From my earlier review: “American Splendor is one of the most unusual comic book adaptations of the 2000s. While this is an origin story, there are no capes or tights. Instead its vintage records and perpetual scowls. Cleveland native, Harvey Pekar began chronicling his life in underground comic books in the 1970s after befriending cult comix artist Robert Crumb. The film works as a docudrama, that features the real Pekar commenting on his life mixed with Giamatti acting out the anecdotes. Even the illustrations from the comic books are animated and spliced amongst the live action sequences. The entire form and style of this film is unlike any other I have seen and have not seen it attempted since. Giamatti does an excellent job mimicking Pekar, but if you have seen the film you can agree nothing surpasses the natural curmudgeon of the original.”

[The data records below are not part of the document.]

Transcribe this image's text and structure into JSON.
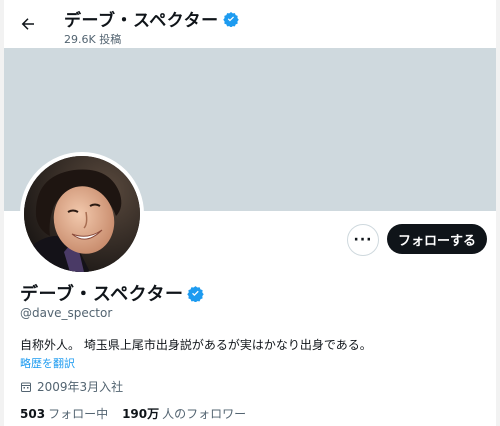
{
  "header": {
    "name": "デーブ・スペクター",
    "post_count": "29.6K 投稿"
  },
  "profile": {
    "display_name": "デーブ・スペクター",
    "handle": "@dave_spector",
    "bio": "自称外人。 埼玉県上尾市出身説があるが実はかなり出身である。",
    "translate_link": "略歴を翻訳",
    "joined": "2009年3月入社",
    "following_count": "503",
    "following_label": "フォロー中",
    "followers_count": "190万",
    "followers_label": "人のフォロワー"
  },
  "actions": {
    "more_label": "···",
    "follow_label": "フォローする"
  },
  "icons": {
    "back": "arrow-left-icon",
    "verified": "verified-badge-icon",
    "calendar": "calendar-icon"
  },
  "colors": {
    "accent": "#1d9bf0",
    "banner": "#cfd9de",
    "follow_button": "#0f1419"
  }
}
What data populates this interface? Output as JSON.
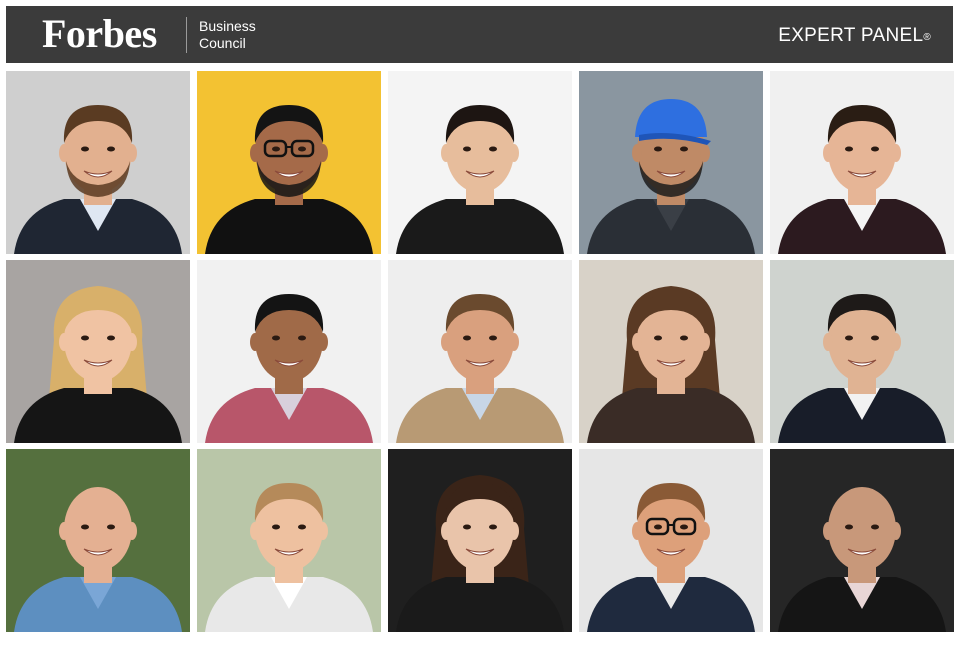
{
  "header": {
    "logo": "Forbes",
    "council_line1": "Business",
    "council_line2": "Council",
    "expert_panel": "EXPERT PANEL",
    "registered_mark": "®"
  },
  "colors": {
    "banner": "#3b3b3b",
    "text": "#ffffff"
  },
  "portraits": [
    {
      "bg": "#cfcfcf",
      "skin": "#e2b08f",
      "hair": "#5a3b22",
      "jacket": "#1f2633",
      "shirt": "#dfe7f2",
      "hairstyle": "short",
      "beard": true,
      "glasses": false,
      "cap": false
    },
    {
      "bg": "#f3c232",
      "skin": "#a56a49",
      "hair": "#141414",
      "jacket": "#111111",
      "shirt": "#111111",
      "hairstyle": "short",
      "beard": true,
      "glasses": true,
      "cap": false
    },
    {
      "bg": "#f4f4f4",
      "skin": "#e7bd9c",
      "hair": "#1d1512",
      "jacket": "#1a1a1a",
      "shirt": "#1a1a1a",
      "hairstyle": "pulled",
      "beard": false,
      "glasses": false,
      "cap": false
    },
    {
      "bg": "#8a96a0",
      "skin": "#bf8a66",
      "hair": "#1b1b1b",
      "jacket": "#2a2f36",
      "shirt": "#3a3f46",
      "hairstyle": "none",
      "beard": true,
      "glasses": false,
      "cap": true
    },
    {
      "bg": "#f0f0f0",
      "skin": "#e6b596",
      "hair": "#2a1d14",
      "jacket": "#2c1a1f",
      "shirt": "#f4f4f4",
      "hairstyle": "short",
      "beard": false,
      "glasses": false,
      "cap": false
    },
    {
      "bg": "#a8a4a2",
      "skin": "#f0c3a3",
      "hair": "#d8b06a",
      "jacket": "#151515",
      "shirt": "#151515",
      "hairstyle": "long",
      "beard": false,
      "glasses": false,
      "cap": false
    },
    {
      "bg": "#f1f1f1",
      "skin": "#a06a48",
      "hair": "#141414",
      "jacket": "#b8566a",
      "shirt": "#d8d0dc",
      "hairstyle": "short",
      "beard": false,
      "glasses": false,
      "cap": false
    },
    {
      "bg": "#eeeeee",
      "skin": "#d9a07e",
      "hair": "#6a4a2e",
      "jacket": "#b89a74",
      "shirt": "#c8d6e6",
      "hairstyle": "short",
      "beard": false,
      "glasses": false,
      "cap": false
    },
    {
      "bg": "#d8d2c8",
      "skin": "#e3b495",
      "hair": "#5a3a24",
      "jacket": "#3a2c26",
      "shirt": "#3a2c26",
      "hairstyle": "long",
      "beard": false,
      "glasses": false,
      "cap": false
    },
    {
      "bg": "#cfd3cf",
      "skin": "#e0b393",
      "hair": "#1e1a18",
      "jacket": "#181d29",
      "shirt": "#f2f2f2",
      "hairstyle": "short",
      "beard": false,
      "glasses": false,
      "cap": false
    },
    {
      "bg": "#55703e",
      "skin": "#e4b092",
      "hair": "#e4b092",
      "jacket": "#5d8fc0",
      "shirt": "#7aa6d6",
      "hairstyle": "none",
      "beard": false,
      "glasses": false,
      "cap": false
    },
    {
      "bg": "#b9c6a8",
      "skin": "#eec1a0",
      "hair": "#b58a5a",
      "jacket": "#e8e8e8",
      "shirt": "#ffffff",
      "hairstyle": "short",
      "beard": false,
      "glasses": false,
      "cap": false
    },
    {
      "bg": "#1f1f1f",
      "skin": "#e9c4aa",
      "hair": "#3a2418",
      "jacket": "#1a1a1a",
      "shirt": "#1a1a1a",
      "hairstyle": "long",
      "beard": false,
      "glasses": false,
      "cap": false
    },
    {
      "bg": "#e6e6e6",
      "skin": "#dda07a",
      "hair": "#8a5a36",
      "jacket": "#1f2a3e",
      "shirt": "#e9e9e9",
      "hairstyle": "short",
      "beard": false,
      "glasses": true,
      "cap": false
    },
    {
      "bg": "#262626",
      "skin": "#c8987a",
      "hair": "#c8987a",
      "jacket": "#151515",
      "shirt": "#e8d6d6",
      "hairstyle": "none",
      "beard": false,
      "glasses": false,
      "cap": false
    }
  ]
}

Ghost World (2001, dir. Terry Zwigoff)

Based on the graphic novel by Daniel Clowes, Ghost World follows the post-high school graduation summer of surly teen, Enid (Thora Birch) and her best friend, Rebecca. The two girls move from episodic moment to episodic moment, slowly growing apart. Enid is the voice for many of the mid- to late 90s proto-hipsters. She has a love of old blues vinyl and kitschy ironic pop culture, and it comes across in a less forced away than many contemporary hipsters do. The summer is a growing time for Enid as her poor temper is forced to dissipate as the responsibilities of adulthood set it. A very sharp, clever film that appeals to the introverted English major type (as I can speak from experience).


A History of Violence (2005, dir. David Cronenberg)

Based on the overlooked graphic novel by crime writer John Wagner, Cronenberg reinterpreted it and took the main character, Tom McKenna (Viggo Mortensen) in a different direction. The inciting incident, a pair of murderous thieves hold up Tom’s small town diner, is the same but the choices the character makes and how figures from his past choose to interact with him is where the changes occur. This is a wonderful film that displays Cronenberg’s gifts as a filmmaker. He is totally comfortable in quiet moments and knows how to jolt the audience without playing to cheap shocks. This is also a film that gives an ending that doesn’t need a twist to create a powerful impact.


Persepolis (2008, dir. Marjane Satrapi, Vincent Paronnaud)

Unlike the other films of this list, the author of the graphic novel had a direct hand in the adaptation and direction of their work. Persepolis chronicles Marjane Satrapi’s adolescence in Ayatollah-ruled Iran and her eventual relocation to Europe when her parents become afraid of the oppression in their country. Both the film and graphic novel give a wonderful history lesson on Iran and showcase how great America’s ignorance is about Iran’s relations with Iran and the rest of the Arab world. On a microcosmic level, it is also the story of a young girl who tests the borders of rebellion and transitions through the awkward moments of childhood into a confident and brilliant young woman.